Employment can be a source of personal and financial fulfilment, giving us a great sense of achievement.

However, there are millions of people taking days off work every year due to stress, depression, bullying and harassment – with serious physical, emotional, relationship and financial consequences.

Struggling at work?

By Roger Fife, Psychodynamic Psychotherapist

There has been a growing interest recently about how mental health problems need to be more carefully considered in relation to life and work.

Recent research suggests that mental health problems are the biggest reason for absenteeism. In effect feeling mentally unwell is often the most common reason as to why someone doesn’t want to go into work!

We all can have a bad day at work, but when the idea of going into work, or dealing with your manager or colleague makes you feel paralysed with anxiety or fear, then there is a problem.
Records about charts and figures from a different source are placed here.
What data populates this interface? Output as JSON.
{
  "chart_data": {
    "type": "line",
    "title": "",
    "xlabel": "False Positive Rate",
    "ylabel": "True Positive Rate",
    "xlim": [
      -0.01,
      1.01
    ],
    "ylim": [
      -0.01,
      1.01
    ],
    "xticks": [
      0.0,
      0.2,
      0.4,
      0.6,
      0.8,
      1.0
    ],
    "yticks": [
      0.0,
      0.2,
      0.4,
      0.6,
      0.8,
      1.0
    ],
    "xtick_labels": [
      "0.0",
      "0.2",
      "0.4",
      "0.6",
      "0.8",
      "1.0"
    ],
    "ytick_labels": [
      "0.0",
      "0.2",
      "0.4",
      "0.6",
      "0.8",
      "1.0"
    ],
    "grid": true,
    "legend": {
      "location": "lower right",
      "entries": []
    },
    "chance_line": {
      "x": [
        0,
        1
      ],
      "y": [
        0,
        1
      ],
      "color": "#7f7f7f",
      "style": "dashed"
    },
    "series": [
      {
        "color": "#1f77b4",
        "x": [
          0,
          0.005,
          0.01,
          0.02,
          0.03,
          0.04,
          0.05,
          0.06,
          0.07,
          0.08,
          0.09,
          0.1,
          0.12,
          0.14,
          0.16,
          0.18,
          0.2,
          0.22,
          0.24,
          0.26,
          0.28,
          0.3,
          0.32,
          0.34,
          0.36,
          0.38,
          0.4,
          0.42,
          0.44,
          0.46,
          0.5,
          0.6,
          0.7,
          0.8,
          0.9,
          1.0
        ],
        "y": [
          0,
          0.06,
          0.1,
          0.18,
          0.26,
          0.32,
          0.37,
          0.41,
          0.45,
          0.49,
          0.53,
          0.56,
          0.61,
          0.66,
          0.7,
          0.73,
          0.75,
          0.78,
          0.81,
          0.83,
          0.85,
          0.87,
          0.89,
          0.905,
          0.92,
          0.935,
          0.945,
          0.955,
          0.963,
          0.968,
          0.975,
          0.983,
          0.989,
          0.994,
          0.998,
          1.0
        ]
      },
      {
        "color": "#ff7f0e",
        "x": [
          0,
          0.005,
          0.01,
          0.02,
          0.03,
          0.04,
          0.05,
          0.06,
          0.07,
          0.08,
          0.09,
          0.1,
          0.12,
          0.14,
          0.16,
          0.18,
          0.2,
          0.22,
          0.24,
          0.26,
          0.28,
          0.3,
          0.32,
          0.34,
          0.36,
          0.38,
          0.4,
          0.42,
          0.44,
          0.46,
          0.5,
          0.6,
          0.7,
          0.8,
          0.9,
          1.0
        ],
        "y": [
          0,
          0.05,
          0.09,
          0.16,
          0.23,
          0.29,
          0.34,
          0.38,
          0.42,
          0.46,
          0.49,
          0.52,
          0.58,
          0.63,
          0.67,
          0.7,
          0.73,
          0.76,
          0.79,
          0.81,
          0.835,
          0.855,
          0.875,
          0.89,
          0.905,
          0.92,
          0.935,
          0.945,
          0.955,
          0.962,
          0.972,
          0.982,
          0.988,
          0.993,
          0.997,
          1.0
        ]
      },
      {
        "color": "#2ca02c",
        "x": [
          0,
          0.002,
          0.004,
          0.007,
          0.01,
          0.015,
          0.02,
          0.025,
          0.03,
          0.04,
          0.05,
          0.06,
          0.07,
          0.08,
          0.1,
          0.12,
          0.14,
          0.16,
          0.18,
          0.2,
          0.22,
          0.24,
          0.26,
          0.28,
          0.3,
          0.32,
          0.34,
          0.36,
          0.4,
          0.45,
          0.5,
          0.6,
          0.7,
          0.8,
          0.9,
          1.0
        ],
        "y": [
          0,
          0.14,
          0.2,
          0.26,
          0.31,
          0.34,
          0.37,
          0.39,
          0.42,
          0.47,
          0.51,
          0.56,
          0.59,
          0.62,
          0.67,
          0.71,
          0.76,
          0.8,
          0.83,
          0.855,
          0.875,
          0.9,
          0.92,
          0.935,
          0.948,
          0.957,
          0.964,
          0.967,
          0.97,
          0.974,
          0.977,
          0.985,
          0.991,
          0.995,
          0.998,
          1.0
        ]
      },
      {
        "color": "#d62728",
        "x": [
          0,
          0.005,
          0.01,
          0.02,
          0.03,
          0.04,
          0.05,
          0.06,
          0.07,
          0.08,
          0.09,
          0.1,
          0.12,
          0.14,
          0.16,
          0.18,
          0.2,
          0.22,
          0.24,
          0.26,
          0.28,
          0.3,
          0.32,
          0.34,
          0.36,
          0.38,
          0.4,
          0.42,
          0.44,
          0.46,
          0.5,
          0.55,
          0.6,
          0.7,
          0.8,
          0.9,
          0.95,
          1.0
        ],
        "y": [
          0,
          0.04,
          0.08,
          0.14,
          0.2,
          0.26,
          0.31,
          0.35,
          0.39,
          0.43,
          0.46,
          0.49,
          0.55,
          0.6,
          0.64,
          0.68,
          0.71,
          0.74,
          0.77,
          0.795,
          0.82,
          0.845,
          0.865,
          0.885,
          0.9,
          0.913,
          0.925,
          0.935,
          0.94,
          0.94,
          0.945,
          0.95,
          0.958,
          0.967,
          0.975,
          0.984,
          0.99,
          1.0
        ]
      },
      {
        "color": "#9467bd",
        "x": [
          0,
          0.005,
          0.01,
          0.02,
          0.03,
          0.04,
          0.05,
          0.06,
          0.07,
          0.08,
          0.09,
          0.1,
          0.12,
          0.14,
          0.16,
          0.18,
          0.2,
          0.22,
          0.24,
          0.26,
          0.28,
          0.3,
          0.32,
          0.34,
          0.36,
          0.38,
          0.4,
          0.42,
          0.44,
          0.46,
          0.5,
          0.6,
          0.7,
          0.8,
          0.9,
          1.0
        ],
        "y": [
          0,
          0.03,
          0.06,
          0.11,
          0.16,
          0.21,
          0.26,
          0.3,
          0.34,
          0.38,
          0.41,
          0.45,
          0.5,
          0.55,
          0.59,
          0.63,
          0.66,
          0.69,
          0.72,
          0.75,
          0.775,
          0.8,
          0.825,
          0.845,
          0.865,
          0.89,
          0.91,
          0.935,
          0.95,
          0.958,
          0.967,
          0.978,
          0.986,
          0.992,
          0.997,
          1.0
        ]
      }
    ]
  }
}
We may all have noticed becoming:

  • Depressed
  • Withdrawn
  • Angry
  • or Anxious at work.

Do we just ignore these difficulties and hope it goes away? Do we expect that at work normal human emotions and reactions are put on hold, or suppressed?
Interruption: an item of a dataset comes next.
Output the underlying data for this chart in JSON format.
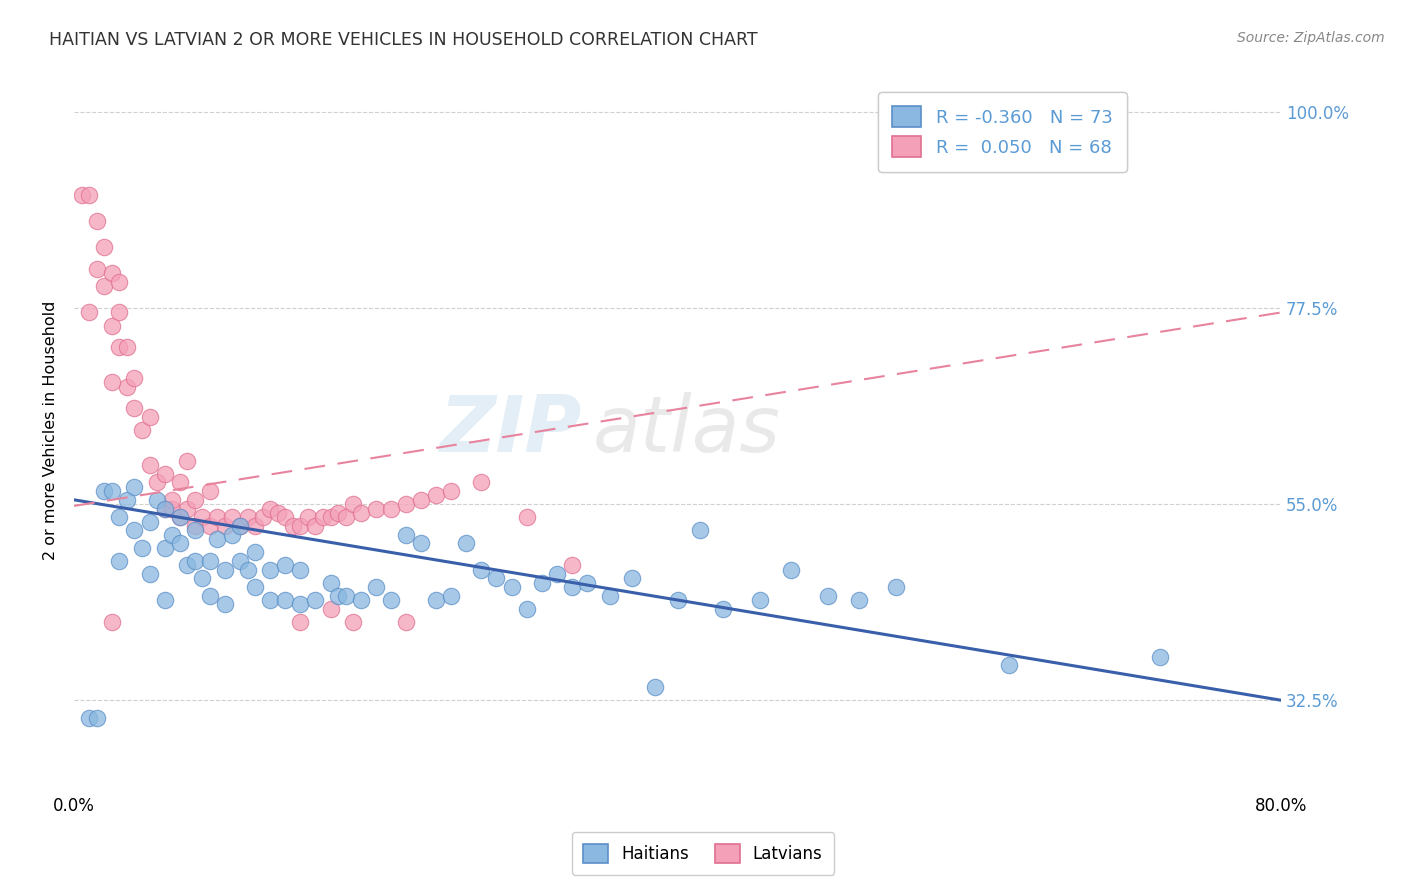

I would suggest that this is unrealistic: work is part of our lives and if someone is unhappy, depressed, anxious, panicky, or traumatised, then talking to a therapist might be important.

In essence, just like physical illness, a therapist is there to help you when you are experiencing difficulties, that left unattended could result in mental “unwellness” that undermines the ability to live, work, love and be happy.